Despite the hardness result, the paper supplies a simple 2‑approximation algorithm. The algorithm first separates the positive and negative elements of A, sorts the positives in non‑increasing order and the negatives in non‑decreasing order, and then interleaves them (positive, negative, positive, negative, …). This “alternating‑sorted” ordering limits the growth of any prefix sum because large positives are quickly counterbalanced by large (in absolute value) negatives. The authors prove that the maximum‑scoring subsequence in the alternating order is at most twice the optimum value. The proof hinges on bounding the optimal subsequence’s sum from below by the sum of the largest k positives and from above by the sum of the largest k negatives, and showing that the alternating construction never exceeds the sum of the two bounds combined, which is at most twice the optimum. The algorithm runs in O(n log n) time due to the sorting step and uses O(n) additional space.
The motivation behind both problems is the management of buffer memory in packet‑switched networks.
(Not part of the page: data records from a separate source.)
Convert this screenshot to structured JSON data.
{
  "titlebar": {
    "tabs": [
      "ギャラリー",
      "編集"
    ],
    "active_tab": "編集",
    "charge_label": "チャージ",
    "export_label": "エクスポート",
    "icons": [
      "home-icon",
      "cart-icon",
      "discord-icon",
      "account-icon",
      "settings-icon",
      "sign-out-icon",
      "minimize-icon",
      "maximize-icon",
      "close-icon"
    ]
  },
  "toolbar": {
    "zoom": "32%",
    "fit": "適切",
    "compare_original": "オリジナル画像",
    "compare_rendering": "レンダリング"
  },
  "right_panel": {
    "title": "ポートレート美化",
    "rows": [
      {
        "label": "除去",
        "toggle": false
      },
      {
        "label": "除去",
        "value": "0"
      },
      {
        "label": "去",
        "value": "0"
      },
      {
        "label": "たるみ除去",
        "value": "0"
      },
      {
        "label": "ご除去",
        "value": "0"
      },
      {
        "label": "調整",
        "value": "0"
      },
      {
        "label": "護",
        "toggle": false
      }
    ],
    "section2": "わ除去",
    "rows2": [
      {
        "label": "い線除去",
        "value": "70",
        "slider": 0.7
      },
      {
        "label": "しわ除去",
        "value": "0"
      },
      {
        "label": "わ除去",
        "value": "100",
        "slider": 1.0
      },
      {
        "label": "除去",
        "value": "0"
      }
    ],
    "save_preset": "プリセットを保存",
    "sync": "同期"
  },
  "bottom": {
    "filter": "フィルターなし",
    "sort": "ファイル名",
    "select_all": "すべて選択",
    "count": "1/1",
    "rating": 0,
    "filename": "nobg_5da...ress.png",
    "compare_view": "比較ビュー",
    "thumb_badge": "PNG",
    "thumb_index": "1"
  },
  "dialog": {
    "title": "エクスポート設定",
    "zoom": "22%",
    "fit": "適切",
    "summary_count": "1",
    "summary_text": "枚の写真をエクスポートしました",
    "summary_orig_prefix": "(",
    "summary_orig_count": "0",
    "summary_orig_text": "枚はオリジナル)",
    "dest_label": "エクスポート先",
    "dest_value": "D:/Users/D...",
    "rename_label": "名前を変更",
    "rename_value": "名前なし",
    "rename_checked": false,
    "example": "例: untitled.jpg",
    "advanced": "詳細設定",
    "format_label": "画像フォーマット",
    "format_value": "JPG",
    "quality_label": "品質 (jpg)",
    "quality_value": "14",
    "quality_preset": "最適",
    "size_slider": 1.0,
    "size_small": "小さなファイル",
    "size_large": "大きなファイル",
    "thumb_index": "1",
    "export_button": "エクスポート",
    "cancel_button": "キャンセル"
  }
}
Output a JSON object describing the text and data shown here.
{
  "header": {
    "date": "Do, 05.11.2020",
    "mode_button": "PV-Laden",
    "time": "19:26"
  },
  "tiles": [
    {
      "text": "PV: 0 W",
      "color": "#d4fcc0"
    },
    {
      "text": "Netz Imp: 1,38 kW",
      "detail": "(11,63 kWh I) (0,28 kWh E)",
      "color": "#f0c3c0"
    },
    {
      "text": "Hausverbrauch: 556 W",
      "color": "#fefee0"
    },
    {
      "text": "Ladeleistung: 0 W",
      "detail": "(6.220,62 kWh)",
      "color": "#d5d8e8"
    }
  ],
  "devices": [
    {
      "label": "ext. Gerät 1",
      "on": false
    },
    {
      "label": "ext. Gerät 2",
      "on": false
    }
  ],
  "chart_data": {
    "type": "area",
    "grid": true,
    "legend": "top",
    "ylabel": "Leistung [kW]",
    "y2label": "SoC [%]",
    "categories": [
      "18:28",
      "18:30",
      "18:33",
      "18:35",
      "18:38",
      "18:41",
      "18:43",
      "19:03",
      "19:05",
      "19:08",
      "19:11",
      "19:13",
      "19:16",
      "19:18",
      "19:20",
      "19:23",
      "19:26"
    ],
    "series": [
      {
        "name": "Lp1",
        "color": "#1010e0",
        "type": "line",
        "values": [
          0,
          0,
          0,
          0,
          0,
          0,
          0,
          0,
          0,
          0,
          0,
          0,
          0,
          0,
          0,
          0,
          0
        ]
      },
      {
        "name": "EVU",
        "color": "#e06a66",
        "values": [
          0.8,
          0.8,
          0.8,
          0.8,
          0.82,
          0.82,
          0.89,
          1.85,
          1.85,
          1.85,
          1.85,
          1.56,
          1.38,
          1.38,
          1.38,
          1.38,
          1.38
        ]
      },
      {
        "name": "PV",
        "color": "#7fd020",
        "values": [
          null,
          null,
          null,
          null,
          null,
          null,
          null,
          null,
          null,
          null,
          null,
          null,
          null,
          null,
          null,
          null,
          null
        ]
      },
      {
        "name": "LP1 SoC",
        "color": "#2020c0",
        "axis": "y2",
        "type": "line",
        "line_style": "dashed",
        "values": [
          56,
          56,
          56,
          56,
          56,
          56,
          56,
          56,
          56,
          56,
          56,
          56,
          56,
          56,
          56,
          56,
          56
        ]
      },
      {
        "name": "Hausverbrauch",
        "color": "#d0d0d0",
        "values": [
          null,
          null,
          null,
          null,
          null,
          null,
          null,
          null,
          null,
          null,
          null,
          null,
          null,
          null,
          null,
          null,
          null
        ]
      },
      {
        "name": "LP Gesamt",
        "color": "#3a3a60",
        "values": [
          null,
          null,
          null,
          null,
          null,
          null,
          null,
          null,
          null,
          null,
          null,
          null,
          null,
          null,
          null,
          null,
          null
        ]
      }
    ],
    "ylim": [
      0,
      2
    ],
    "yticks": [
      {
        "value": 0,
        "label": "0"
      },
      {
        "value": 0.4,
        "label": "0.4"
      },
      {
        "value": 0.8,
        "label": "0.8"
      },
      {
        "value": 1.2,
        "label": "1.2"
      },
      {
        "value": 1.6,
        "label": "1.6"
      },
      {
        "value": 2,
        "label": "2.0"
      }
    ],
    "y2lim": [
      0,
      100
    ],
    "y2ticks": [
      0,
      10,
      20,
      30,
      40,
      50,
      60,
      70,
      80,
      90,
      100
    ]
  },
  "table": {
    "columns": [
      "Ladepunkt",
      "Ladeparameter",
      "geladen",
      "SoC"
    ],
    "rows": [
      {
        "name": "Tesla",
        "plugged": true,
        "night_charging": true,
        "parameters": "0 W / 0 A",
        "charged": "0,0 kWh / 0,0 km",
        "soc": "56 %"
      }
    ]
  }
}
In such systems, the buffer must accommodate a contiguous block of data; minimising the worst‑case contiguous demand directly reduces the required memory capacity. ISS corresponds to deciding the optimal insertion point for a newly arriving packet, while SSS corresponds to reordering a batch of packets before they enter the buffer to achieve the smallest possible peak demand.
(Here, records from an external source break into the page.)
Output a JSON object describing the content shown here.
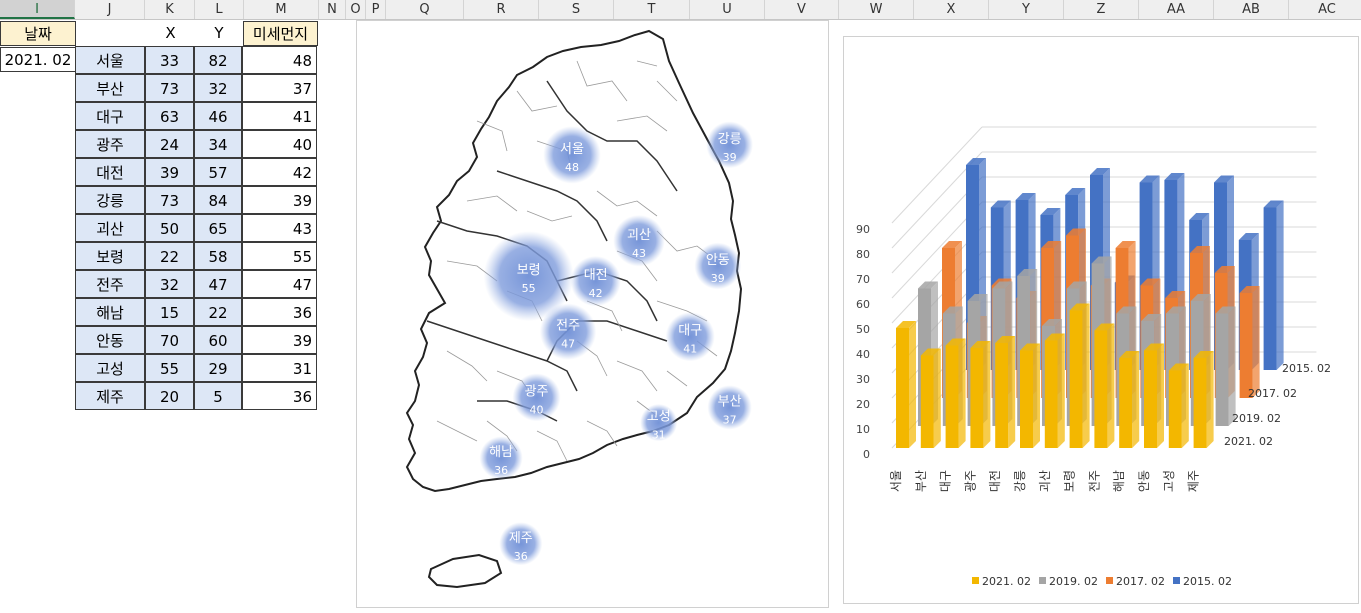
{
  "columns": [
    "I",
    "J",
    "K",
    "L",
    "M",
    "N",
    "O",
    "P",
    "Q",
    "R",
    "S",
    "T",
    "U",
    "V",
    "W",
    "X",
    "Y",
    "Z",
    "AA",
    "AB",
    "AC"
  ],
  "selected_column": "I",
  "sheet": {
    "date_header": "날짜",
    "date_value": "2021. 02",
    "x_header": "X",
    "y_header": "Y",
    "pm_header": "미세먼지",
    "rows": [
      {
        "city": "서울",
        "x": 33,
        "y": 82,
        "pm": 48
      },
      {
        "city": "부산",
        "x": 73,
        "y": 32,
        "pm": 37
      },
      {
        "city": "대구",
        "x": 63,
        "y": 46,
        "pm": 41
      },
      {
        "city": "광주",
        "x": 24,
        "y": 34,
        "pm": 40
      },
      {
        "city": "대전",
        "x": 39,
        "y": 57,
        "pm": 42
      },
      {
        "city": "강릉",
        "x": 73,
        "y": 84,
        "pm": 39
      },
      {
        "city": "괴산",
        "x": 50,
        "y": 65,
        "pm": 43
      },
      {
        "city": "보령",
        "x": 22,
        "y": 58,
        "pm": 55
      },
      {
        "city": "전주",
        "x": 32,
        "y": 47,
        "pm": 47
      },
      {
        "city": "해남",
        "x": 15,
        "y": 22,
        "pm": 36
      },
      {
        "city": "안동",
        "x": 70,
        "y": 60,
        "pm": 39
      },
      {
        "city": "고성",
        "x": 55,
        "y": 29,
        "pm": 31
      },
      {
        "city": "제주",
        "x": 20,
        "y": 5,
        "pm": 36
      }
    ]
  },
  "colors": {
    "header_fill": "#fdf2d0",
    "row_fill": "#dde7f6",
    "bubble": "#6f8fd6",
    "s2021": "#f3b700",
    "s2019": "#a5a5a5",
    "s2017": "#ed7d31",
    "s2015": "#4472c4"
  },
  "chart_data": [
    {
      "type": "scatter",
      "chart": "bubble map",
      "x_field": "X",
      "y_field": "Y",
      "size_field": "미세먼지",
      "points": [
        {
          "label": "서울",
          "x": 33,
          "y": 82,
          "value": 48
        },
        {
          "label": "부산",
          "x": 73,
          "y": 32,
          "value": 37
        },
        {
          "label": "대구",
          "x": 63,
          "y": 46,
          "value": 41
        },
        {
          "label": "광주",
          "x": 24,
          "y": 34,
          "value": 40
        },
        {
          "label": "대전",
          "x": 39,
          "y": 57,
          "value": 42
        },
        {
          "label": "강릉",
          "x": 73,
          "y": 84,
          "value": 39
        },
        {
          "label": "괴산",
          "x": 50,
          "y": 65,
          "value": 43
        },
        {
          "label": "보령",
          "x": 22,
          "y": 58,
          "value": 55
        },
        {
          "label": "전주",
          "x": 32,
          "y": 47,
          "value": 47
        },
        {
          "label": "해남",
          "x": 15,
          "y": 22,
          "value": 36
        },
        {
          "label": "안동",
          "x": 70,
          "y": 60,
          "value": 39
        },
        {
          "label": "고성",
          "x": 55,
          "y": 29,
          "value": 31
        },
        {
          "label": "제주",
          "x": 20,
          "y": 5,
          "value": 36
        }
      ]
    },
    {
      "type": "bar",
      "three_d": true,
      "categories": [
        "서울",
        "부산",
        "대구",
        "광주",
        "대전",
        "강릉",
        "괴산",
        "보령",
        "전주",
        "해남",
        "안동",
        "고성",
        "제주"
      ],
      "ylim": [
        0,
        90
      ],
      "yticks": [
        0,
        10,
        20,
        30,
        40,
        50,
        60,
        70,
        80,
        90
      ],
      "legend_position": "bottom",
      "series": [
        {
          "name": "2021. 02",
          "values": [
            48,
            37,
            41,
            40,
            42,
            39,
            43,
            55,
            47,
            36,
            39,
            31,
            36
          ]
        },
        {
          "name": "2019. 02",
          "values": [
            55,
            45,
            50,
            55,
            60,
            40,
            55,
            65,
            45,
            42,
            45,
            50,
            45
          ]
        },
        {
          "name": "2017. 02",
          "values": [
            60,
            30,
            45,
            40,
            60,
            65,
            45,
            60,
            45,
            40,
            58,
            50,
            42
          ]
        },
        {
          "name": "2015. 02",
          "values": [
            82,
            65,
            68,
            62,
            70,
            78,
            35,
            75,
            76,
            60,
            75,
            52,
            65
          ]
        }
      ]
    }
  ]
}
In summary, the paper makes three principal contributions: (1) a linear‑time, linear‑space algorithm for the ISS problem that replaces the naïve quadratic approach; (2) a proof that the SSS problem is strongly NP‑hard, establishing its computational intractability; and (3) a deterministic 2‑approximation algorithm for SSS that is easy to implement and provably close to optimal. These results bridge theoretical algorithmic analysis with a concrete networking application, and they open avenues for future work such as tighter approximation ratios, fixed‑parameter algorithms for special cases, or experimental evaluation of the proposed heuristics on real traffic traces.